Cette capacité à s’adapter, l’entreprise EVS, qui s’est fait une réputation dans le monde entier avec ses procédés révolutionnaires de ralenti télévisé, l’a aussi expérimenté. Pas le choix : “Nous y réalisons aujourd’hui 65 millions de chiffre d’affaires contre 100 millions en Europe et au Proche-Orient, nous indique Serge Van Herck, le CEO. Cela représente un peu plus de 30% du total, mais nous passerons à 50% d’ici la fin de la décennie. Nous venons d’agrandir l’équipe sur place de 50 à 70 personnes. Le sport y est omniprésent à la télévision, avec une dimension importante pour la retransmission en direct.”
EVS dispose d’un siège dans le New Jersey, mais le contexte de guerre commerciale va amener l’entreprise à prendre une décision qui ne figurait pas au planning : “Nos équipements sont produits majoritairement à Liège et aux Pays-Bas. Nos clients devront donc payer des taxes supplémentaires. La majorité de nos concurrents sont dans la même situation. Cela étant, nous avons décidé d’évoluer pour faire une partie de notre assemblage aux États-Unis. Cela diminuera l’impact de ces tarifs. Nous n’aurions jamais fait cela sans ces décisions de Donald Trump, cela n’aurait aucun sens au niveau économique ou en matière de durabilité, mais ce marché est important pour nous et il n’est pas question de délocaliser davantage que cela.”

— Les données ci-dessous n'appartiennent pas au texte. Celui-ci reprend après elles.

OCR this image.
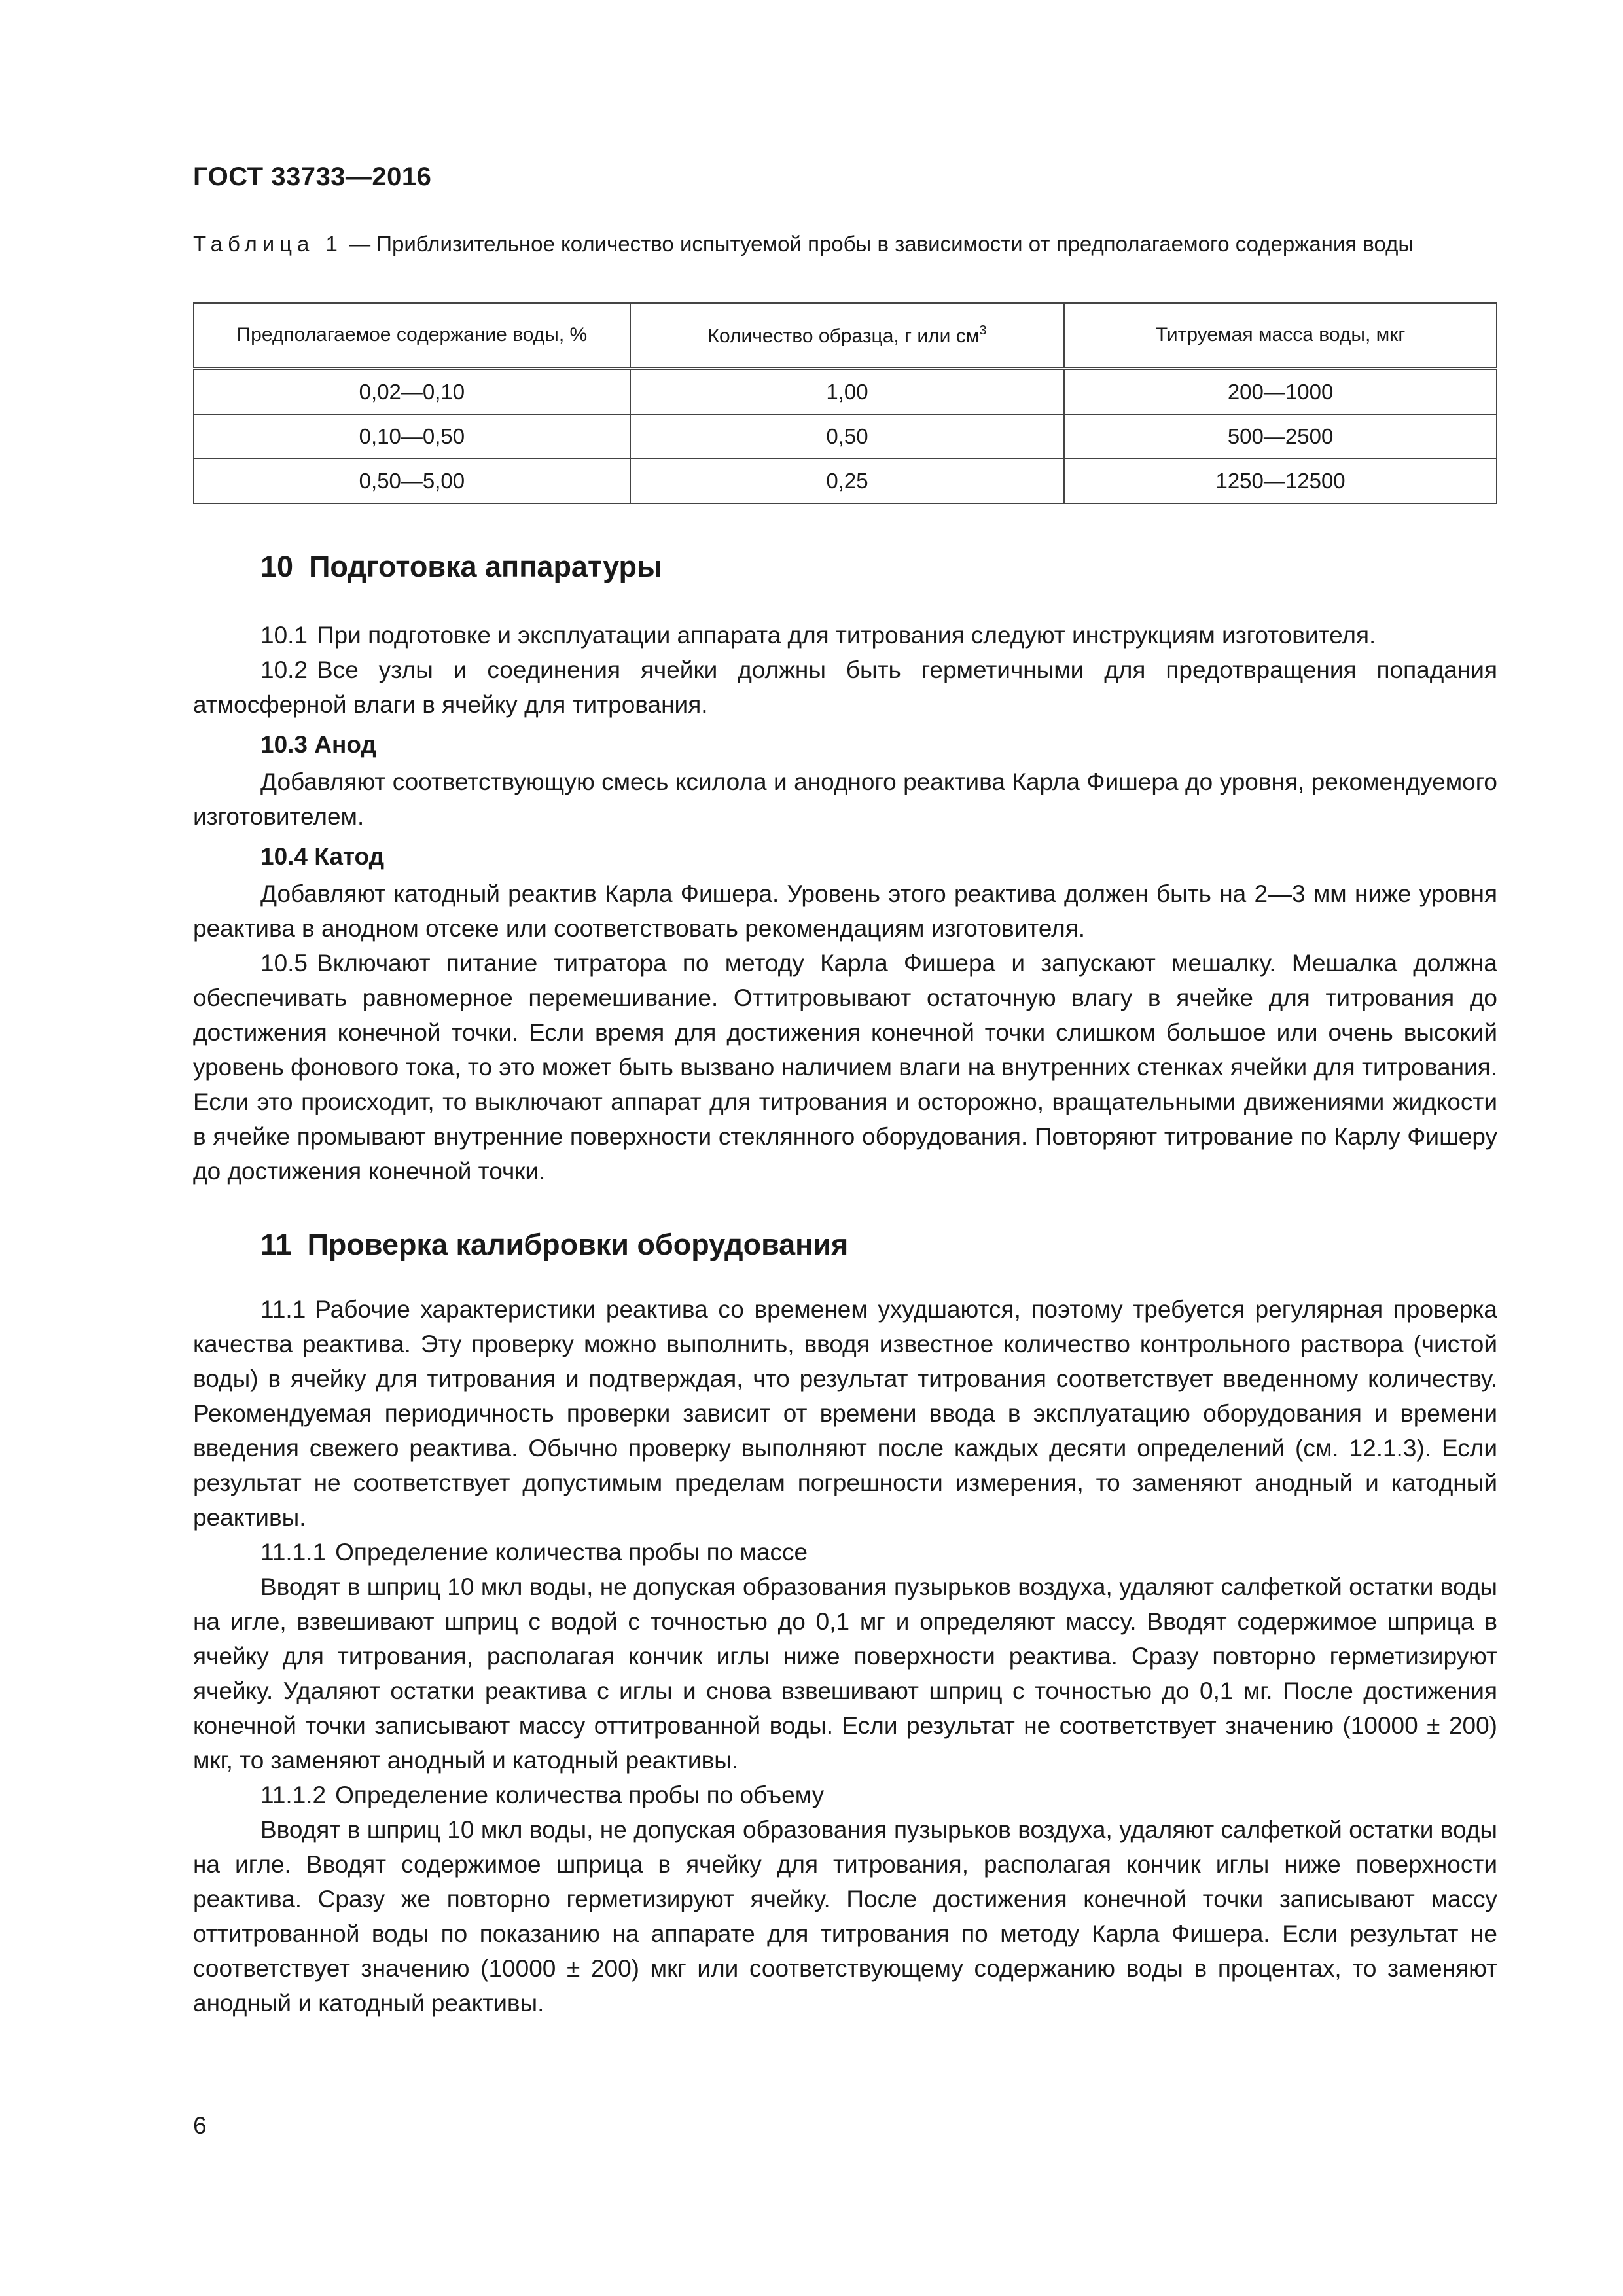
ГОСТ 33733—2016
Таблица 1 — Приблизительное количество испытуемой пробы в зависимости от предполагаемого содержания воды
Предполагаемое содержание воды, %	Количество образца, г или $см^3$	Титруемая масса воды, мкг
0,02—0,10	1,00	200—1000
0,10—0,50	0,50	500—2500
0,50—5,00	0,25	1250—12500
10 Подготовка аппаратуры

10.1 При подготовке и эксплуатации аппарата для титрования следуют инструкциям изготовителя.

10.2 Все узлы и соединения ячейки должны быть герметичными для предотвращения попадания атмосферной влаги в ячейку для титрования.

10.3 Анод

Добавляют соответствующую смесь ксилола и анодного реактива Карла Фишера до уровня, рекомендуемого изготовителем.

10.4 Катод

Добавляют катодный реактив Карла Фишера. Уровень этого реактива должен быть на 2—3 мм ниже уровня реактива в анодном отсеке или соответствовать рекомендациям изготовителя.

10.5 Включают питание титратора по методу Карла Фишера и запускают мешалку. Мешалка должна обеспечивать равномерное перемешивание. Оттитровывают остаточную влагу в ячейке для титрования до достижения конечной точки. Если время для достижения конечной точки слишком большое или очень высокий уровень фонового тока, то это может быть вызвано наличием влаги на внутренних стенках ячейки для титрования. Если это происходит, то выключают аппарат для титрования и осторожно, вращательными движениями жидкости в ячейке промывают внутренние поверхности стеклянного оборудования. Повторяют титрование по Карлу Фишеру до достижения конечной точки.

11 Проверка калибровки оборудования

11.1 Рабочие характеристики реактива со временем ухудшаются, поэтому требуется регулярная проверка качества реактива. Эту проверку можно выполнить, вводя известное количество контрольного раствора (чистой воды) в ячейку для титрования и подтверждая, что результат титрования соответствует введенному количеству. Рекомендуемая периодичность проверки зависит от времени ввода в эксплуатацию оборудования и времени введения свежего реактива. Обычно проверку выполняют после каждых десяти определений (см. 12.1.3). Если результат не соответствует допустимым пределам погрешности измерения, то заменяют анодный и катодный реактивы.

11.1.1 Определение количества пробы по массе

Вводят в шприц 10 мкл воды, не допуская образования пузырьков воздуха, удаляют салфеткой остатки воды на игле, взвешивают шприц с водой с точностью до 0,1 мг и определяют массу. Вводят содержимое шприца в ячейку для титрования, располагая кончик иглы ниже поверхности реактива. Сразу повторно герметизируют ячейку. Удаляют остатки реактива с иглы и снова взвешивают шприц с точностью до 0,1 мг. После достижения конечной точки записывают массу оттитрованной воды. Если результат не соответствует значению (10000 ± 200) мкг, то заменяют анодный и катодный реактивы.

11.1.2 Определение количества пробы по объему

Вводят в шприц 10 мкл воды, не допуская образования пузырьков воздуха, удаляют салфеткой остатки воды на игле. Вводят содержимое шприца в ячейку для титрования, располагая кончик иглы ниже поверхности реактива. Сразу же повторно герметизируют ячейку. После достижения конечной точки записывают массу оттитрованной воды по показанию на аппарате для титрования по методу Карла Фишера. Если результат не соответствует значению (10000 ± 200) мкг или соответствующему содержанию воды в процентах, то заменяют анодный и катодный реактивы.

6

“Nos clients devront donc payer des taxes supplémentaires.” – Serge Van Herck (EVS)
“Les États-Unis se tirent une balle dans le pied”
Ensuite, il y a les entreprises qui sont assez importantes que pour disposer de leurs propres filiales de production. C’est le cas de la Sonaca, qui est basée dans ses principaux marchés d’exportations, dont les États-Unis, le Canada, le Mexique ou encore le Brésil. Par définition, les droits de douane à l’importation n’influencent par le business du constructeur aéronautique. Et il y a une autre raison qui est propre au secteur : la construction d’avions se planifie sur le très long terme, les carnets de commandes sont pleins et d’éventuels droits de douane ne se matérialiseront pas avant plusieurs années. Pour Yves Delatte, CEO de la Sonaca, “ce sont surtout les États-Unis qui se tirent une balle dans le pied, et Boeing, en particulier, souffrira de cette guerre commerciale”.
Être un grand groupe ne vous exempte pas de devoir vous adapter. C’est le cas de l’entreprise Solvay, acteur de la chimie, qui vend partout dans le monde et dispose de 45 sites de production sur tous les continents, à l’exception de l’Afrique. “Les choses changent très vite et très souvent, c’est ce qui caractérise la période que nous sommes en train de vivre, glisse Philippe Kehren, CEO de Solvay. Notre manière de voir les choses, c’est de ne pas dévier de nos objectifs à long terme. Solvay est une entreprise de plus de 160 ans, qui a traversé beaucoup de périodes difficiles et qui est toujours là. Ma mission et celle de mes équipes consiste à conserver cet héritage, à le transformer pour faire face aux nouveaux défis et à le transmettre aux nouvelles générations.”
En attendant, l’entreprise “garde le cap”, insiste-t-il. “Mais nous devons nous adapter très vite au changement. Je pense qu’il y a des tendances de fond qui font partie de la stratégie de Solvay depuis le départ, notamment le fait d’être le plus près possible des clients. Nous passons d’un monde où tout était mondialisé à une période où l’on essaye de produire et vendre d’une manière plus régionale. On a traversé des périodes de crise, comme le covid, on a eu des ruptures d’approvisionnement importantes avec la Russie… La tendance consiste à trouver de la sécurité d’approvisionnement, des chaînes plus courtes… C’est un travail que l’on fait en permanence, mais c’est aussi un héritage. Solvay fait 80% de ses ventes à partir de production régionale.”
Sa crainte principale, au cœur de la guerre commerciale actuelle, c’est l’impact plus large d’une inflation forte qui réduirait la demande, conclut-t-il.